[EM] IRV vs Plurality
Kristofer Munsterhjelm
km-elmet at broadpark.no
Sun Jan 17 01:50:55 PST 2010
robert bristow-johnson wrote:
> we can continue on like this with more discrete levels and all we'll get
> are gradations of the above. it's all a matter of degree.
>
> but the 2-position slider is a 1-bit piece of information: "No","Yes",
> that's the minimum a voter has to judge. that's qualitatively
> different. here's why: with the multi-level (3 or more), then order
> has to be considered with candidates that you approve or disapprove.
>
> but the multi-level or continuous slider (3+) requires *more* than just
> ordering information (who is preferred to whom?), it requires *spacing*
> information. like "i hate candidate D worse than i hate C whom i
> dislike more than B whom i like less than A." you have to decide that D
> is twice as badder than C than C is badder than B or some other value
> judgement. what if you just don't feel like making such a precise
> judgement? then you get your dartboard.

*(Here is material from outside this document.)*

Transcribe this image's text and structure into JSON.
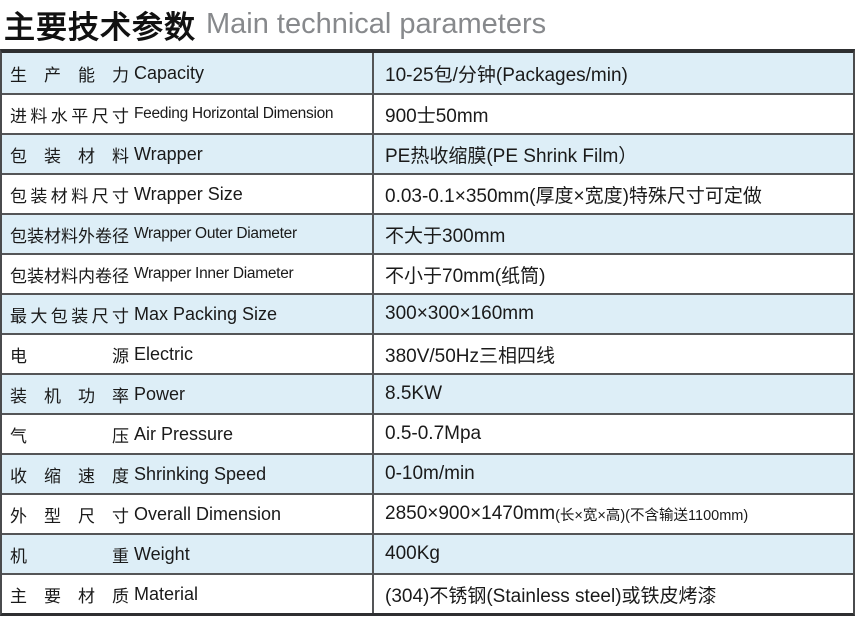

To me, it seems that the method becomes Approval-like when (number of
graduations) is less than (number of candidates). When that is the case,
you *have* to rate some candidates equal, unless you opt not to rate
them at all.
That won't make much of a difference when the number of candidates is
huge (100 or so), but then, rating 100 candidates would be a pain. I'd
say it would be better to just have plain yes/no Approval for a "first
round", then pick the 5-10 most approved for a second round (using
Range, Condorcet, whatever). Or use minmax approval or PAV or somesuch,
as long as it homes in on the likely winners of a full vote.
I guess that if you (hypothetically speaking) like Range, you could
argue that while there's a "dartboard" effect, the noise is unbiased and
so will cancel itself out given enough voters: the voters may not hit
exactly at the satisfaction point, but close enough.